Jessica Goodkind received a $1 million grant from the W.K. Kellogg Foundation called Refugee Well-being Project: Early Childhood Education Innovations to support United Voices for Newcomer Rights (UVNR) to build its independence, reputation, and sustainability as a nonprofit. UVNR was formed to create a home for the long-standing UNM Refugee Well-being Project (operating through UNM since 2006) and to develop a refugee-led organization with full-time paid positions for refugee leaders in the community with an explicit focus on social justice, racial equity, leadership development, and system change. This grant also partners with the Albuquerque Islamic Center to transform educational systems in New Mexico and increase access to, engagement in, and quality of culturally grounded early childhood education. 

Nancy López along with other senior experts will be part of a three-year grant and network (based at Humboldt University) of multi-disciplinary international scholars that will work toward taking inventory of the state of the art in the operationalization of discrimination in minoritized groups in Germany and the international context, as well as pilot surveys and advance the academic and public debate on this topic.  The network is funded by the German Research Foundation (GRF) and will launched in November 2021. The principal investigators are Dr.

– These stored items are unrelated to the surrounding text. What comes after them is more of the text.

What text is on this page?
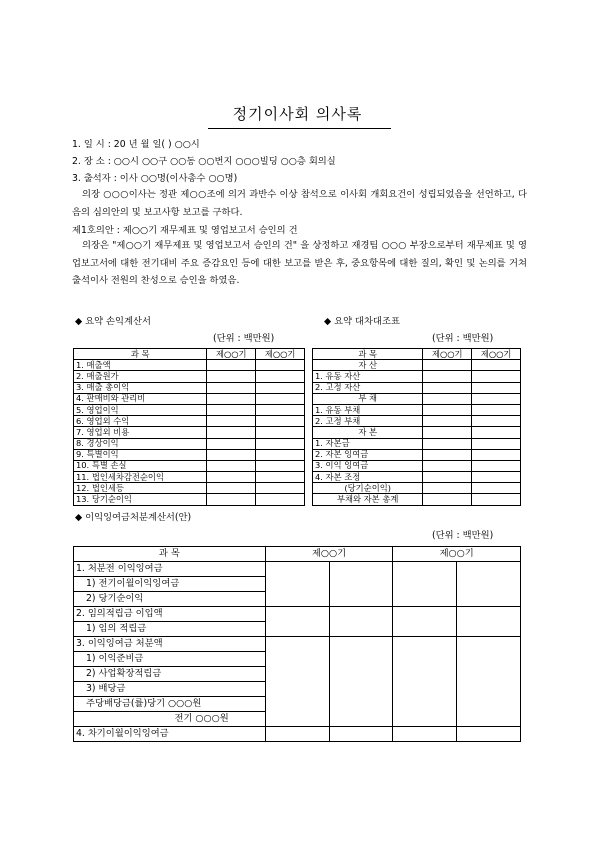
정기이사회 의사록
1. 일 시 : 20 년 월 일( ) ○○시
2. 장 소 : ○○시 ○○구 ○○동 ○○번지 ○○○빌딩 ○○층 회의실
3. 출석자 : 이사 ○○명(이사총수 ○○명)
의장 ○○○이사는 정관 제○○조에 의거 과반수 이상 참석으로 이사회 개회요건이 성립되었음을 선언하고, 다음의 심의안의 및 보고사항 보고를 구하다.
제1호의안 : 제○○기 재무제표 및 영업보고서 승인의 건
의장은 "제○○기 재무제표 및 영업보고서 승인의 건" 을 상정하고 재경팀 ○○○ 부장으로부터 재무제표 및 영업보고서에 대한 전기대비 주요 증감요인 등에 대한 보고를 받은 후, 중요항목에 대한 질의, 확인 및 논의를 거쳐 출석이사 전원의 찬성으로 승인을 하였음.
◆ 요약 손익계산서
(단위 : 백만원)
과 목	제○○기	제○○기
1. 매출액		
2. 매출원가		
3. 매출 총이익		
4. 판매비와 관리비		
5. 영업이익		
6. 영업외 수익		
7. 영업외 비용		
8. 경상이익		
9. 특별이익		
10. 특별 손실		
11. 법인세차감전순이익		
12. 법인세등		
13. 당기순이익		
◆ 요약 대차대조표
(단위 : 백만원)
과 목	제○○기	제○○기
자 산		
1. 유동 자산		
2. 고정 자산		
부 채		
1. 유동 부채		
2. 고정 부채		
자 본		
1. 자본금		
2. 자본 잉여금		
3. 이익 잉여금		
4. 자본 조정		
(당기순이익)		
부채와 자본 총계		
◆ 이익잉여금처분계산서(안)
(단위 : 백만원)
과 목	제○○기		제○○기	
1. 처분전 이익잉여금				
1) 전기이월이익잉여금				
2) 당기순이익				
2. 임의적립금 이입액				
1) 임의 적립금				
3. 이익잉여금 처분액				
1) 이익준비금				
2) 사업확장적립금				
3) 배당금				
주당배당금(률)당기 ○○○원				
전기 ○○○원				
4. 차기이월이익잉여금				
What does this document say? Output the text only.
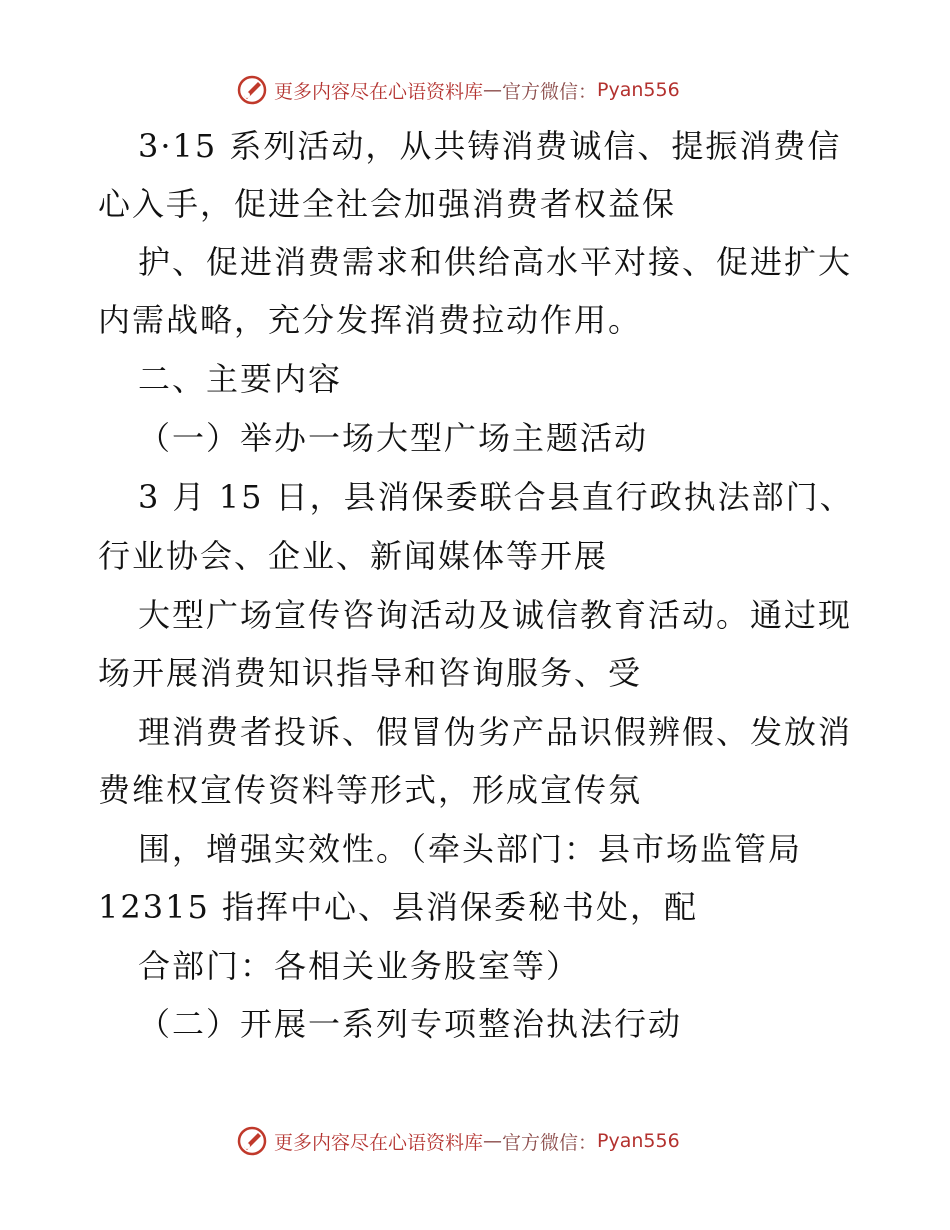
更多内容尽在心语资料库 — 官方微信： Pyan556
3·15 系列活动，从共铸消费诚信、提振消费信
心入手，促进全社会加强消费者权益保
护、促进消费需求和供给高水平对接、促进扩大
内需战略，充分发挥消费拉动作用。
二、主要内容
（一）举办一场大型广场主题活动
3 月 15 日，县消保委联合县直行政执法部门、
行业协会、企业、新闻媒体等开展
大型广场宣传咨询活动及诚信教育活动。通过现
场开展消费知识指导和咨询服务、受
理消费者投诉、假冒伪劣产品识假辨假、发放消
费维权宣传资料等形式，形成宣传氛
围，增强实效性。（牵头部门：县市场监管局
12315 指挥中心、县消保委秘书处，配
合部门：各相关业务股室等）
（二）开展一系列专项整治执法行动
更多内容尽在心语资料库 — 官方微信： Pyan556
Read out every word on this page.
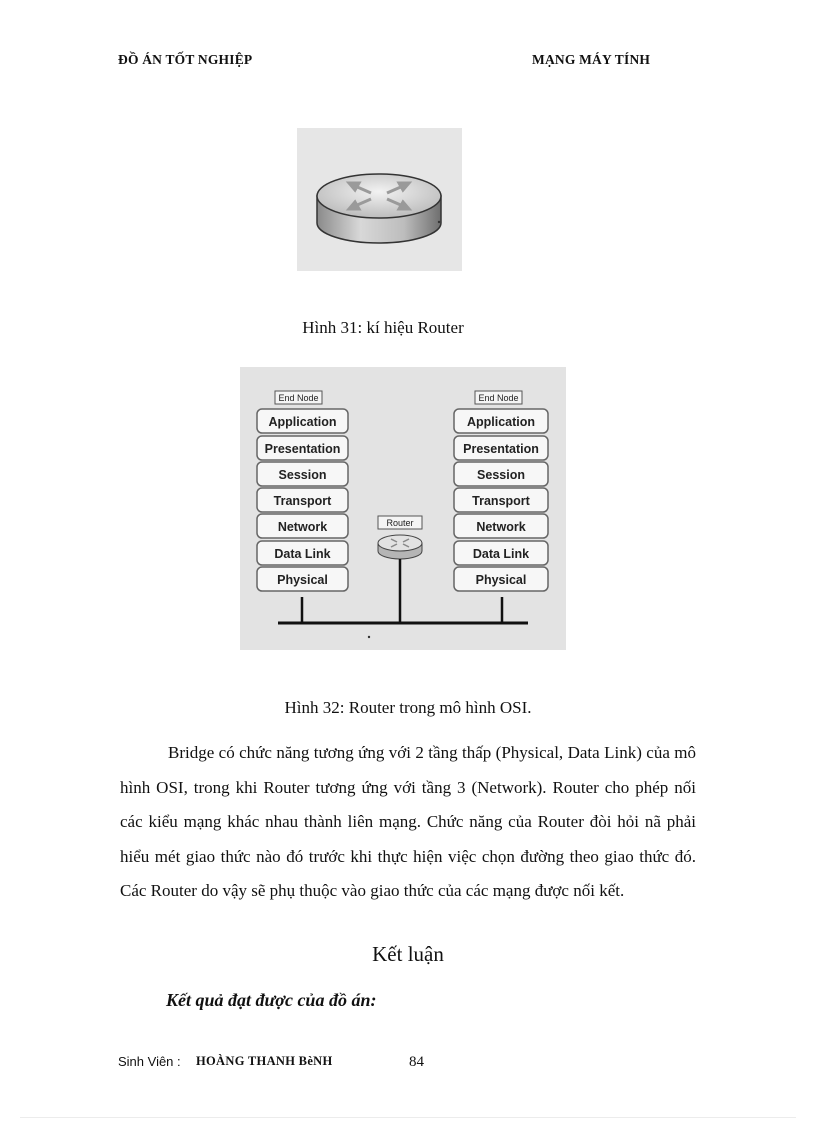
ĐỒ ÁN TỐT NGHIỆP	MẠNG MÁY TÍNH
Hình 31: kí hiệu Router
End Node	End Node
Application
Presentation
Session
Transport
Network
Data Link
Physical
Application
Presentation
Session
Transport
Network
Data Link
Physical
Router
Hình 32: Router trong mô hình OSI.

Bridge có chức năng tương ứng với 2 tầng thấp (Physical, Data Link) của mô hình OSI, trong khi Router tương ứng với tầng 3 (Network). Router cho phép nối các kiểu mạng khác nhau thành liên mạng. Chức năng của Router đòi hỏi nã phải hiểu mét giao thức nào đó trước khi thực hiện việc chọn đường theo giao thức đó. Các Router do vậy sẽ phụ thuộc vào giao thức của các mạng được nối kết.

Kết luận
Kết quả đạt được của đồ án:
Sinh Viên : HOÀNG THANH BèNH	84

Linda Supik and Dr. Anne-Kathrin Will. Other experts that will be part of the network include: Aladin El-Mafaalani (GER), Naika Foroutan (GER), Anthony Heath (UK), Christian Imdorf (GER), Cornelia Kristen (GER), Jon Krosnick (US), Rossalina Latcheva (AT) , Noa Lewin-Epstein (ISR), Jennifer Leeman (US), Paul Mecheril (GER), Ann Morning (US), Oliver Razum (GER), David Richter (GER), Regina Römhild (GER), Wendy Roth (US), Jürgen Schupp (GER), Patrick Simon (FR), Mark Trappmann (GER), Vassilis Tsianos (GER), Dvora Yanow (NL). In their proposal, Co-PIs explain that a fundamental premise of the network is that to describe multidimensional and complex social oppression through data collection and analysis, we must interrogate how discrimination happens through "the gaze of others" (e.g., socially assigned race/ascribed race/street race, etc.). 

Katherine Rickers was accepted into the Substance Use Disorders (SUDs) Grand Challenge Graduate Student Scholars Program.